The combination of Minimalism’s ascendancy in the 1960’s and its uncompromising reductiveness precipitated a kind of crisis of values for Meadmore, giving him the resolve to move beyond Minimalism by establishing a set of variant aesthetic terms to work with and against. Indeed, despite superficial similarities with minimalism, including, their formal clarity, their basis in geometry, their preference for smooth, uninflected surfaces, and, above all in their penchant for single, unitary forms – Meadmore’s sculptures express ideas and feelings beyond their factual presence. Unlike the minimalists, Meadmore never began with an idea developed in advance. His compositions were arrived at intuitively.
Meadmore once said, “I am interested in geometry as a grammar which, if understood, can be used with great flexibility and expressiveness.” But Meadmore went farther. His starting point was geometry, a language or “grammar” that is both rigorously structured and conceptual in nature – a construct of the mind – and therefore intangible. He evolved a method that transformed geometry into something pliant and plastic. In his hands geometry acquired an expressive suppleness and materiality more typical of such conventional and palpable media as wood and clay. To borrow his own phrase, Meadmore in his work “transcended geometry,” thus placing the stamp of his individual vision on one of the primary modes of twentieth century art.
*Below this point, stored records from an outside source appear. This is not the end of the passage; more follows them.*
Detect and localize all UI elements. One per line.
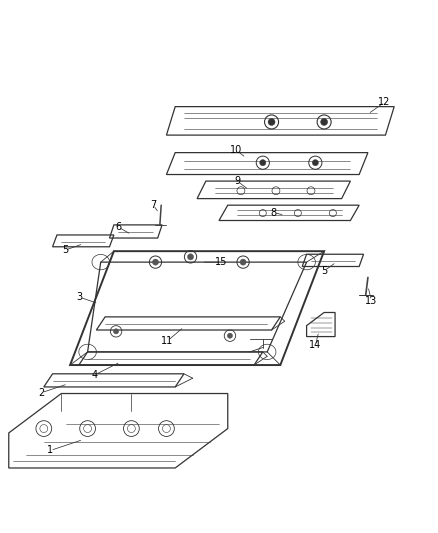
Circle shape [227,333,233,338]
Text: 11: 11 [161,336,173,346]
Circle shape [321,118,328,125]
Circle shape [152,259,159,265]
Circle shape [113,329,119,334]
Text: 3: 3 [77,292,83,302]
Text: 12: 12 [378,97,391,107]
Text: 14: 14 [309,341,321,350]
Text: 15: 15 [215,257,227,267]
Circle shape [240,259,246,265]
Text: 2: 2 [39,387,45,398]
Text: 4: 4 [91,370,97,380]
Circle shape [312,159,318,166]
Text: 6: 6 [115,222,121,232]
Text: 7: 7 [150,200,156,210]
Circle shape [268,118,275,125]
Text: 9: 9 [234,176,240,186]
Circle shape [187,254,194,260]
Text: 10: 10 [230,146,243,156]
Text: 1: 1 [47,446,53,456]
Text: 8: 8 [271,208,277,217]
Text: 5: 5 [62,245,68,255]
Text: 13: 13 [365,296,378,305]
Circle shape [260,159,266,166]
Text: 5: 5 [321,266,327,276]
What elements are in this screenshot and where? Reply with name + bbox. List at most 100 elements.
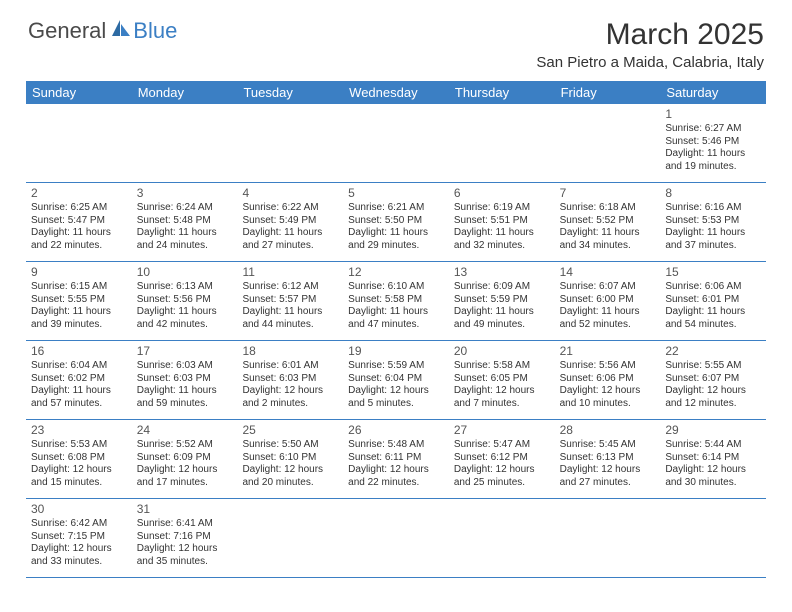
- sunset-text: Sunset: 6:11 PM: [348, 452, 444, 465]
- brand-part2: Blue: [133, 18, 177, 44]
- day-number: 3: [137, 186, 233, 201]
- calendar-day: 21Sunrise: 5:56 AMSunset: 6:06 PMDayligh…: [555, 341, 661, 419]
- calendar-empty-cell: [555, 499, 661, 577]
- sunrise-text: Sunrise: 6:41 AM: [137, 518, 233, 531]
- sunrise-text: Sunrise: 5:45 AM: [560, 439, 656, 452]
- calendar-empty-cell: [660, 499, 766, 577]
- sunset-text: Sunset: 6:13 PM: [560, 452, 656, 465]
- daylight-text: Daylight: 12 hours: [137, 543, 233, 556]
- calendar-empty-cell: [237, 499, 343, 577]
- sunset-text: Sunset: 5:48 PM: [137, 215, 233, 228]
- calendar-week: 16Sunrise: 6:04 AMSunset: 6:02 PMDayligh…: [26, 341, 766, 420]
- calendar-day: 16Sunrise: 6:04 AMSunset: 6:02 PMDayligh…: [26, 341, 132, 419]
- calendar-day: 13Sunrise: 6:09 AMSunset: 5:59 PMDayligh…: [449, 262, 555, 340]
- daylight-text: and 52 minutes.: [560, 319, 656, 332]
- day-number: 2: [31, 186, 127, 201]
- day-header-monday: Monday: [132, 81, 238, 104]
- calendar-day: 27Sunrise: 5:47 AMSunset: 6:12 PMDayligh…: [449, 420, 555, 498]
- calendar-day: 9Sunrise: 6:15 AMSunset: 5:55 PMDaylight…: [26, 262, 132, 340]
- day-header-sunday: Sunday: [26, 81, 132, 104]
- day-number: 16: [31, 344, 127, 359]
- sunrise-text: Sunrise: 6:22 AM: [242, 202, 338, 215]
- brand-part1: General: [28, 18, 106, 44]
- day-number: 29: [665, 423, 761, 438]
- sunset-text: Sunset: 5:53 PM: [665, 215, 761, 228]
- calendar-week: 23Sunrise: 5:53 AMSunset: 6:08 PMDayligh…: [26, 420, 766, 499]
- sunset-text: Sunset: 5:57 PM: [242, 294, 338, 307]
- sunset-text: Sunset: 5:56 PM: [137, 294, 233, 307]
- calendar-empty-cell: [237, 104, 343, 182]
- sunset-text: Sunset: 6:03 PM: [242, 373, 338, 386]
- sunrise-text: Sunrise: 6:25 AM: [31, 202, 127, 215]
- daylight-text: and 7 minutes.: [454, 398, 550, 411]
- day-number: 8: [665, 186, 761, 201]
- sunset-text: Sunset: 5:47 PM: [31, 215, 127, 228]
- sunset-text: Sunset: 6:10 PM: [242, 452, 338, 465]
- calendar-body: 1Sunrise: 6:27 AMSunset: 5:46 PMDaylight…: [26, 104, 766, 578]
- calendar-empty-cell: [343, 499, 449, 577]
- sunset-text: Sunset: 5:59 PM: [454, 294, 550, 307]
- sunset-text: Sunset: 6:05 PM: [454, 373, 550, 386]
- daylight-text: and 49 minutes.: [454, 319, 550, 332]
- sunrise-text: Sunrise: 6:10 AM: [348, 281, 444, 294]
- sunset-text: Sunset: 5:51 PM: [454, 215, 550, 228]
- sunset-text: Sunset: 7:15 PM: [31, 531, 127, 544]
- day-number: 21: [560, 344, 656, 359]
- daylight-text: and 5 minutes.: [348, 398, 444, 411]
- sunrise-text: Sunrise: 6:18 AM: [560, 202, 656, 215]
- day-number: 9: [31, 265, 127, 280]
- daylight-text: Daylight: 12 hours: [242, 385, 338, 398]
- sunset-text: Sunset: 6:01 PM: [665, 294, 761, 307]
- day-number: 26: [348, 423, 444, 438]
- calendar-day: 22Sunrise: 5:55 AMSunset: 6:07 PMDayligh…: [660, 341, 766, 419]
- daylight-text: and 20 minutes.: [242, 477, 338, 490]
- daylight-text: Daylight: 11 hours: [665, 306, 761, 319]
- daylight-text: and 44 minutes.: [242, 319, 338, 332]
- sunset-text: Sunset: 5:49 PM: [242, 215, 338, 228]
- daylight-text: and 15 minutes.: [31, 477, 127, 490]
- sunrise-text: Sunrise: 6:04 AM: [31, 360, 127, 373]
- daylight-text: Daylight: 12 hours: [348, 464, 444, 477]
- daylight-text: Daylight: 11 hours: [560, 306, 656, 319]
- sunrise-text: Sunrise: 6:16 AM: [665, 202, 761, 215]
- title-block: March 2025 San Pietro a Maida, Calabria,…: [536, 18, 764, 71]
- sunset-text: Sunset: 6:04 PM: [348, 373, 444, 386]
- sail-icon: [110, 18, 132, 44]
- sunset-text: Sunset: 6:14 PM: [665, 452, 761, 465]
- day-number: 25: [242, 423, 338, 438]
- sunset-text: Sunset: 5:52 PM: [560, 215, 656, 228]
- day-number: 20: [454, 344, 550, 359]
- page-header: General Blue March 2025 San Pietro a Mai…: [0, 0, 792, 75]
- sunset-text: Sunset: 6:06 PM: [560, 373, 656, 386]
- sunrise-text: Sunrise: 5:52 AM: [137, 439, 233, 452]
- day-number: 17: [137, 344, 233, 359]
- daylight-text: Daylight: 11 hours: [31, 227, 127, 240]
- daylight-text: and 42 minutes.: [137, 319, 233, 332]
- sunrise-text: Sunrise: 6:21 AM: [348, 202, 444, 215]
- sunrise-text: Sunrise: 6:19 AM: [454, 202, 550, 215]
- calendar-week: 1Sunrise: 6:27 AMSunset: 5:46 PMDaylight…: [26, 104, 766, 183]
- day-number: 22: [665, 344, 761, 359]
- sunset-text: Sunset: 6:12 PM: [454, 452, 550, 465]
- calendar: SundayMondayTuesdayWednesdayThursdayFrid…: [26, 81, 766, 578]
- calendar-day: 19Sunrise: 5:59 AMSunset: 6:04 PMDayligh…: [343, 341, 449, 419]
- day-number: 23: [31, 423, 127, 438]
- calendar-day: 10Sunrise: 6:13 AMSunset: 5:56 PMDayligh…: [132, 262, 238, 340]
- daylight-text: Daylight: 12 hours: [560, 385, 656, 398]
- calendar-day: 6Sunrise: 6:19 AMSunset: 5:51 PMDaylight…: [449, 183, 555, 261]
- sunset-text: Sunset: 6:09 PM: [137, 452, 233, 465]
- daylight-text: and 47 minutes.: [348, 319, 444, 332]
- calendar-day: 31Sunrise: 6:41 AMSunset: 7:16 PMDayligh…: [132, 499, 238, 577]
- calendar-week: 30Sunrise: 6:42 AMSunset: 7:15 PMDayligh…: [26, 499, 766, 578]
- day-number: 30: [31, 502, 127, 517]
- day-header-tuesday: Tuesday: [237, 81, 343, 104]
- calendar-day: 3Sunrise: 6:24 AMSunset: 5:48 PMDaylight…: [132, 183, 238, 261]
- day-number: 28: [560, 423, 656, 438]
- daylight-text: and 27 minutes.: [242, 240, 338, 253]
- calendar-day: 28Sunrise: 5:45 AMSunset: 6:13 PMDayligh…: [555, 420, 661, 498]
- calendar-week: 2Sunrise: 6:25 AMSunset: 5:47 PMDaylight…: [26, 183, 766, 262]
- day-number: 1: [665, 107, 761, 122]
- daylight-text: Daylight: 11 hours: [348, 227, 444, 240]
- calendar-empty-cell: [449, 499, 555, 577]
- daylight-text: Daylight: 11 hours: [137, 306, 233, 319]
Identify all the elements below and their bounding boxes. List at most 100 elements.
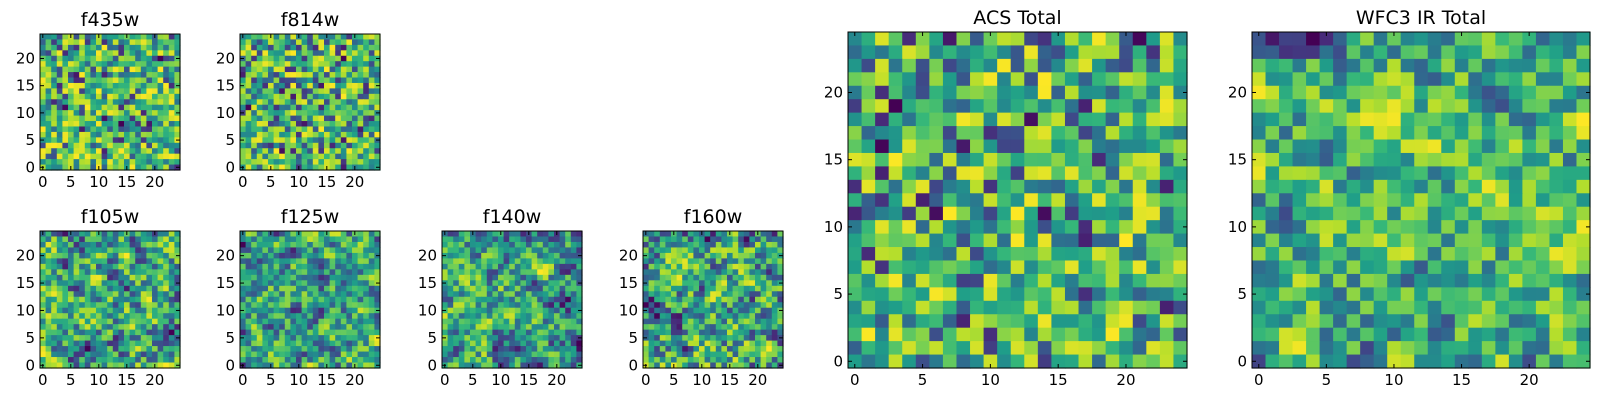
heatmap-cell: [983, 85, 998, 100]
heatmap-cell: [335, 142, 342, 149]
heatmap-cell: [1535, 179, 1551, 194]
heatmap-cell: [470, 340, 477, 347]
heatmap-cell: [749, 252, 756, 259]
heatmap-cell: [84, 329, 91, 336]
heatmap-cell: [1159, 45, 1175, 60]
heatmap-cell: [135, 340, 142, 347]
heatmap-cell: [481, 340, 488, 347]
heatmap-cell: [357, 357, 364, 364]
heatmap-cell: [168, 82, 175, 89]
heatmap-cell: [956, 58, 971, 73]
heatmap-cell: [340, 269, 347, 276]
heatmap-cell: [79, 241, 86, 249]
heatmap-cell: [771, 362, 778, 369]
heatmap-cell: [997, 220, 1012, 235]
heatmap-cell: [732, 362, 739, 369]
heatmap-cell: [256, 159, 263, 166]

Meadmore was one of the first sculptors to work with COR-TEN steel, which became his preferred medium. He admired the natural, rusted patina of this steel which, in this case, gives the impression of an industrial beam, no longer of any use and left to rot on a vacant block. In the studio of his apartment, he built small maquettes which were no more than 30 cm long. If he saw that the maquettes had potential to be translated on a monumental scale, he would have the works manufactured as large sculptures by a local fabrication plant. His powerful but spare works were often fabricated at Lippincott, Inc., in Connecticut, a plant that was specially developed to strictly produce works of art.
Meadmore explored variations of elongated, squared metal tubes in a majority of his works. In the mid-1970s, his sculptures became more complex; the single bar divided, moving into multiple directions while the surfaces remained understated, painted a matte black or left to rust. “Offshoot” is an example of that development, as a single, squared tube twists upward to join a massive horizontal section which then divides and turns once more. An illusion of lightness is created as the dark horizontal piece balances effortlessly in spite of its weight and length of twenty-four feet.
Meadmore is represented in collections at major museums in Australia, as well as at the Art Institute of Chicago, the Cleveland Museum of Art, the Detroit Institute of Arts, The Metropolitan Museum of Art, the Portland Art Museum, the Butler Institute of American Art and others in the United States and Japan. Large-scale sculptures have been installed on college campuses throughout the country, including Princeton University, Columbia University, and the University of Michigan. One-person exhibitions have been held at the Contemporary Sculpture Center, Tokyo; Amarillo Art Center, Texas; Grand Rapids Art Museum, Michigan; Albuquerque Museum, New Mexico; Jacksonville Art Museum, Florida; and Columbus Museum of Art, Ohio.
In his spare time, Meadmore liked to play the drums and to host jam sessions.
Clement Meadmore died in New York City on April 19, 2005.